Gromov's article in the collection, titled: "Spaces and Questions"
has a subsection: "Symbolization and Randomization" which you might find interesting, he discusses "random manifolds" at length and even touches on one of the questions in his talk: assembling combinatorial manifolds out of simplices (i.e. how many triangles).
A: Unfortunately I missed the talk, but on the other hand Gromov have just produced a new paper called 
Manifolds : Where do we come from ? What are we ? Where are we going ? 
It can be found on his web page. From the title I guess there could be some intersection with the talk. In particular in section 11 called Crystals, Liposomes and Drosophila
Gromov is speaking about  "Markov quotients". This sounds like a way to produce "spaces" (generalisation of manifolds, I guess).
http://www.ihes.fr/~gromov/PDF/manifolds-Poincare.pdf
A: I suspect (but am far from certain) that Gromov may be referring to the correspondence between symbolic and hyperbolic dynamics. 
The idea is basically that the 0-1 matrix corresponding to the sparsity pattern of a stochastic matrix encodes a subshift of finite type or topological Markov chain. Usually, however, one goes from the hyperbolic dynamics to the Markov description via a Markov partition or section. 
I am not aware of a way to go in the other direction in general, although placing certain conditions on the Markov process would facilitate the construction of a Markov partition (which can then be made as small as one likes), for which covering sets would constitute an atlas.
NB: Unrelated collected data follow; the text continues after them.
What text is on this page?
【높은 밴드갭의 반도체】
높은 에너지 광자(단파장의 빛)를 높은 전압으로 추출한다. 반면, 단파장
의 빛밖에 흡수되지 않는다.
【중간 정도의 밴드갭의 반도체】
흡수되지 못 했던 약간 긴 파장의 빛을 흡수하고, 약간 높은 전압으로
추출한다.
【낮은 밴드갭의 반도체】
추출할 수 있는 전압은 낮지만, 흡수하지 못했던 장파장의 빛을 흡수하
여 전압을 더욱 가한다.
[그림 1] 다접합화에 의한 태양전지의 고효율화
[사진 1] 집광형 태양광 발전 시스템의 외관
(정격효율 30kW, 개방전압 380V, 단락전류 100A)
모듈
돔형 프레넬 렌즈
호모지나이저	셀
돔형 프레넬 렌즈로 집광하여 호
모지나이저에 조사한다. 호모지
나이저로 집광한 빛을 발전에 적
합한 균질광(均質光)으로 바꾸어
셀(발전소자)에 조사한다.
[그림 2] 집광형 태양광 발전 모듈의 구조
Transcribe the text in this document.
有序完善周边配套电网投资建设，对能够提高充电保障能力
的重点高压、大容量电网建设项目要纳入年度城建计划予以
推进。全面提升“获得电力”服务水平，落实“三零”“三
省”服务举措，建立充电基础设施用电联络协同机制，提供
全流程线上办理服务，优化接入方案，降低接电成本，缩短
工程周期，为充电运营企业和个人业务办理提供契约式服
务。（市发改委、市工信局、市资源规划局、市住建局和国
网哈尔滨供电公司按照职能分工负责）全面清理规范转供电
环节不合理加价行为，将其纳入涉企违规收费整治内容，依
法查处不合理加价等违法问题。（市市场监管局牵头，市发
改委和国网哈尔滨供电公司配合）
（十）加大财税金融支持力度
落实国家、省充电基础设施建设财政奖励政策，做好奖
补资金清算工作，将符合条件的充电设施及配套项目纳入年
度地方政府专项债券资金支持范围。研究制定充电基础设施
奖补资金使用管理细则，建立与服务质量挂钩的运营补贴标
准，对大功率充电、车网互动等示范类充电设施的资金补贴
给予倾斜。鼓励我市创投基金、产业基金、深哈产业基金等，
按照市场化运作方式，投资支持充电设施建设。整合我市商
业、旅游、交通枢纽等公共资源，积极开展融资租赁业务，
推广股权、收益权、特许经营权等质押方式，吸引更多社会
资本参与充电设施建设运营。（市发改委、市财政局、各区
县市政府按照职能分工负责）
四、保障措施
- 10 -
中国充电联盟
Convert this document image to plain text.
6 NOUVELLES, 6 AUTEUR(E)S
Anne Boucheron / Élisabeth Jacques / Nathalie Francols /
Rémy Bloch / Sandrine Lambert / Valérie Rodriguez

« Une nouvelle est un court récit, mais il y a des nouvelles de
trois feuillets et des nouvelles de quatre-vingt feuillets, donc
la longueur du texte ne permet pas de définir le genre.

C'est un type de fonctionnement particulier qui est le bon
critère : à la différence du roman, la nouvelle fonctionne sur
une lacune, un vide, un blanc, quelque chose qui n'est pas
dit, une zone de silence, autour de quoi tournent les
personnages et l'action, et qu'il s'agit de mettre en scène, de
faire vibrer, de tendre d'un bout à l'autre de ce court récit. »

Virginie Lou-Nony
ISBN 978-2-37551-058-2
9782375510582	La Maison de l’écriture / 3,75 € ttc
Update: So I did a little digging and came across a paper by Coornaert and Papadopoulos called "Symbolic coding for the geodesic ﬂow associated to a word hyperbolic group" (Manuscripta Math. 109, 465–492 (2002), DOI 10.1007/s00229-002-0321-9, PDF available here). In it the authors discuss an idea of Gromov whereby a to each "word hyperbolic group" $\Gamma$ a space with a flow defined up to orbit equivalence is given: this flow is called the geodesic flow associated to $\Gamma$. I quote:

In the case where $\Gamma$ is the
  fundamental group of a compact
  Riemannian manifold $M$ of negative
  curvature, then $\Gamma$ is word
  hyperbolic and [the geodesic flow
  associated to $\Gamma$] is, up to
  orbit equivalence, the geodesic ﬂow on
  the tangent bundle of $M$.

Nowhere, however, is it indicated that the space so constructed is generically a manifold. Still, this construction is quite closely associated with the ideas mentioned earlier, as the introduction to this paper points out.